ADHALIA – (escondida, jogando pedra na igreja) Por que demora tanto? Não deve estar longe...

PADRE JORGE – Estou aqui, menina! (vira-se surpresa) Então é você... Há quanto tempo faz isso?

ADHALIA – Não sei a que se refere Padre Jorge. Quase me matou de susto!

PADRE JORGE – Da décima telha e das duas vidraças que quebrou na capela...

ADHALIA – Estava procurando amoras, não idade para tal astúcia.

PADRE JORGE – Sei... (desconfiado) As amoras parecem doces nesse tempo. Posso provar uma? (Adhalia põe as mãos fechadas para frente) Vamos, abra as mãos!

ADHALIA – (abre as mãos deixando cair as pedras) Desculpe-me, padre! Não foi minha intenção dar-lhe prejuízo. Faço questão de corrigir meu erro!

PADRE JORGE – Aonde quer chegar com isso?? Se queria confessar-se, por que não entrou na igreja? Assim o prejuízo seria evitado...

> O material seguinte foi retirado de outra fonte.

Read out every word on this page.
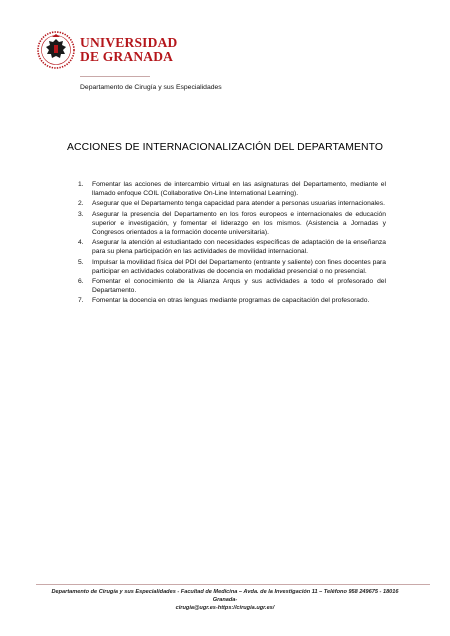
UNIVERSIDAD
DE GRANADA
Departamento de Cirugía y sus Especialidades
ACCIONES DE INTERNACIONALIZACIÓN DEL DEPARTAMENTO
1. Fomentar las acciones de intercambio virtual en las asignaturas del Departamento, mediante el llamado enfoque COIL (Collaborative On-Line International Learning).
2. Asegurar que el Departamento tenga capacidad para atender a personas usuarias internacionales.
3. Asegurar la presencia del Departamento en los foros europeos e internacionales de educación superior e investigación, y fomentar el liderazgo en los mismos. (Asistencia a Jornadas y Congresos orientados a la formación docente universitaria).
4. Asegurar la atención al estudiantado con necesidades específicas de adaptación de la enseñanza para su plena participación en las actividades de movilidad internacional.
5. Impulsar la movilidad física del PDI del Departamento (entrante y saliente) con fines docentes para participar en actividades colaborativas de docencia en modalidad presencial o no presencial.
6. Fomentar el conocimiento de la Alianza Arqus y sus actividades a todo el profesorado del Departamento.
7. Fomentar la docencia en otras lenguas mediante programas de capacitación del profesorado.
Departamento de Cirugía y sus Especialidades - Facultad de Medicina – Avda. de la Investigación 11 – Teléfono 958 249675 - 18016 Granada-
cirugia@ugr.es-https://cirugia.ugr.es/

ADHALIA – A verdade, é que às vezes eu procuro a forma mais difícil de conseguir as coisas...

PADRE JORGE – Não se pode querer o impossível. Sou um homem de Deus, fiz juramentos e não nasci par desfrutar dos prazeres do mundo!

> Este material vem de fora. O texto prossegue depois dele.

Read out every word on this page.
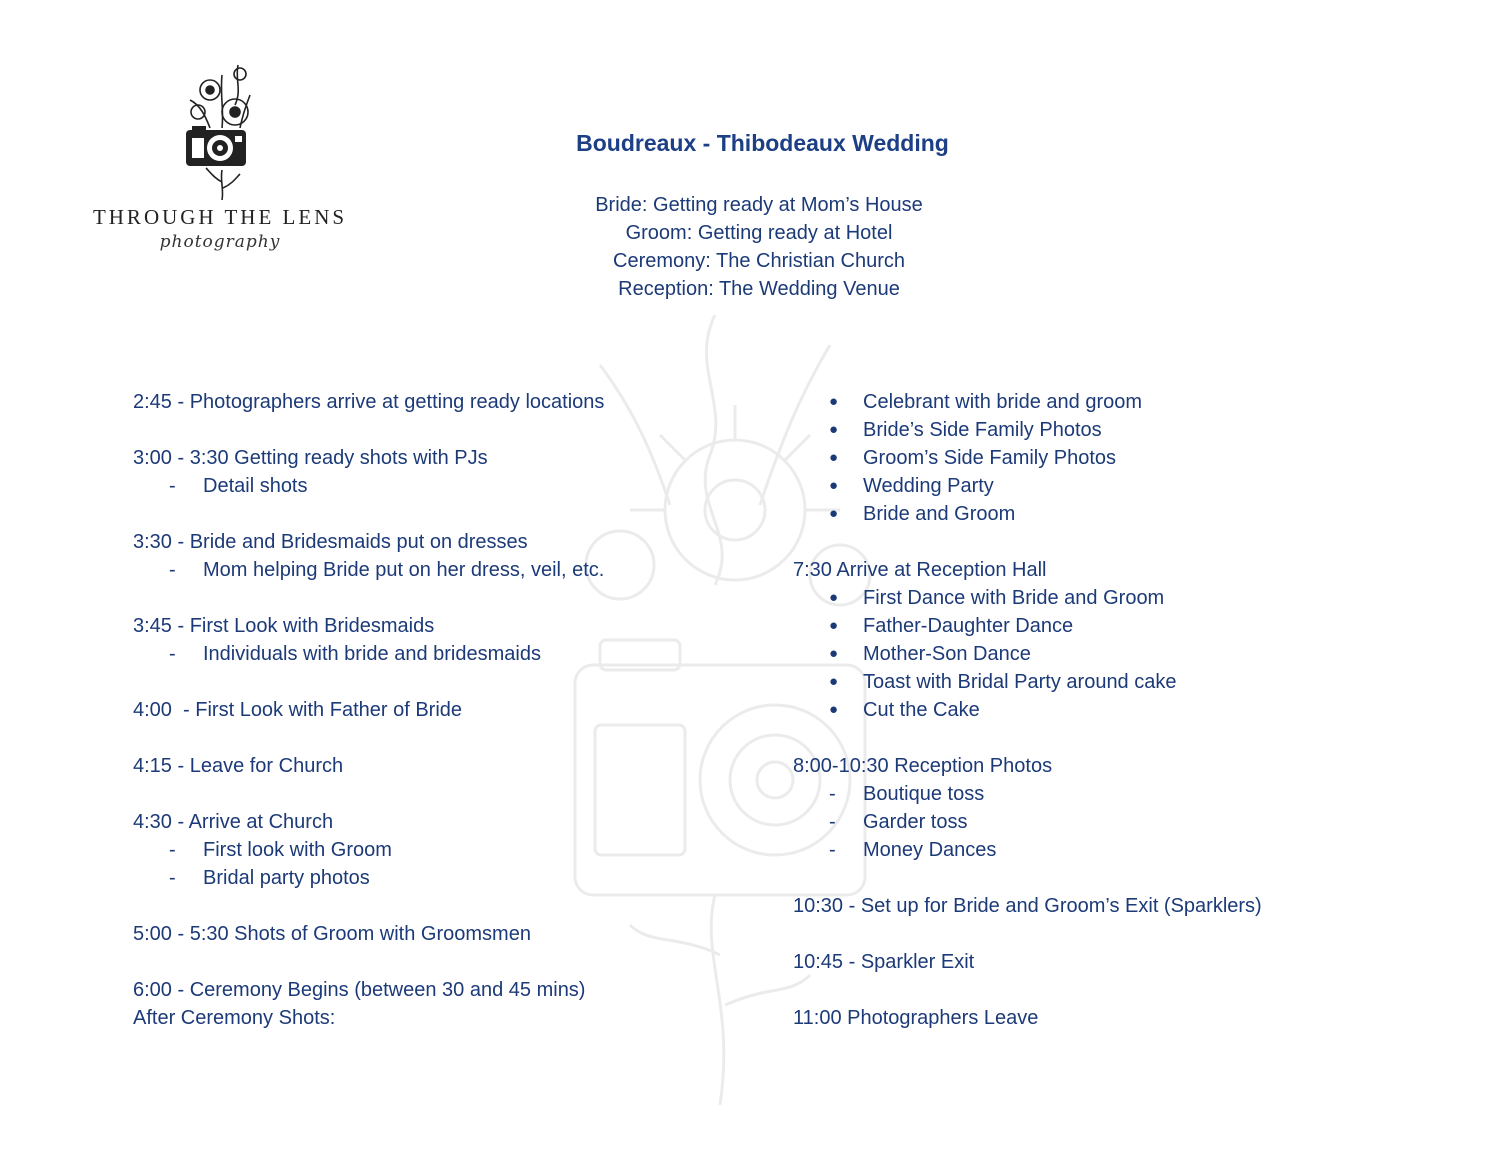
THROUGH THE LENS
photography
Boudreaux - Thibodeaux Wedding
Bride: Getting ready at Mom’s House
Groom: Getting ready at Hotel
Ceremony: The Christian Church
Reception: The Wedding Venue
2:45 - Photographers arrive at getting ready locations
3:00 - 3:30 Getting ready shots with PJs
- Detail shots
3:30 - Bride and Bridesmaids put on dresses
- Mom helping Bride put on her dress, veil, etc.
3:45 - First Look with Bridesmaids
- Individuals with bride and bridesmaids
4:00  - First Look with Father of Bride
4:15 - Leave for Church
4:30 - Arrive at Church
- First look with Groom
- Bridal party photos
5:00 - 5:30 Shots of Groom with Groomsmen
6:00 - Ceremony Begins (between 30 and 45 mins)
After Ceremony Shots:
● Celebrant with bride and groom
● Bride’s Side Family Photos
● Groom’s Side Family Photos
● Wedding Party
● Bride and Groom
7:30 Arrive at Reception Hall
● First Dance with Bride and Groom
● Father-Daughter Dance
● Mother-Son Dance
● Toast with Bridal Party around cake
● Cut the Cake
8:00-10:30 Reception Photos
- Boutique toss
- Garder toss
- Money Dances
10:30 - Set up for Bride and Groom’s Exit (Sparklers)
10:45 - Sparkler Exit
11:00 Photographers Leave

ADHALIA – Trouxe-te, pois achei que a igreja não é o lugar adequado pra falar o que sinto! Sei que me ama também! Teus olhos me falaram isso no dia do meu casamento!

PADRE JORGE – Não me obrigue a fazer o que não quero. Nunca serei teu marido e meu amor por Deus supera o desejo que sinto por ti... Nunca irei te fazer mulher! Não posso te fazer feliz! Esqueça-me e viva em paz com teu marido... (sai)

ADHALIA – Nunca estarei feliz com a tua ausência!

(Dimitri aproxima-se e entra)

DIMITRI – O que conversa com o padre?? Espero que não tenhas falado de nossas intimidades...

ADHALIA – Fique tranqüilo, meu marido... (irônica) Não posso falar do que não existe. O que fazes aqui? Aprendeste a vigiar-me?? Vieste bater-me novamente?

DIMITRI – Não me aborreças!!Se cederes a te tratarei como uma rainha, uma mulher de verdade. (beija sua nuca como se quisesse devora-la)

ADHALIA – (afasta-o) Não podes fazer isso! Na o trairei meus sentimentos, não sou obrigada a fazer o que queres! Casou-se comigo sabendo dos meus sentimentos e das conseqüências.

DIMITRI – Quais são seus desejos e sonhos? Eu posso realizá-los, Há pouco tempo percebi que a amo. Tenho um caminho longo e estranho a trilhar. És diferente de todas, doce, pura, mas muito arisca... (analisando seu rosto) Absoluta, igual a você não existe. (ela se afasta) Por que se afastou de mim? Não me amas agora, mas um dia me amarás. Dê-me uma chance! Dê-me ao menos um sorriso!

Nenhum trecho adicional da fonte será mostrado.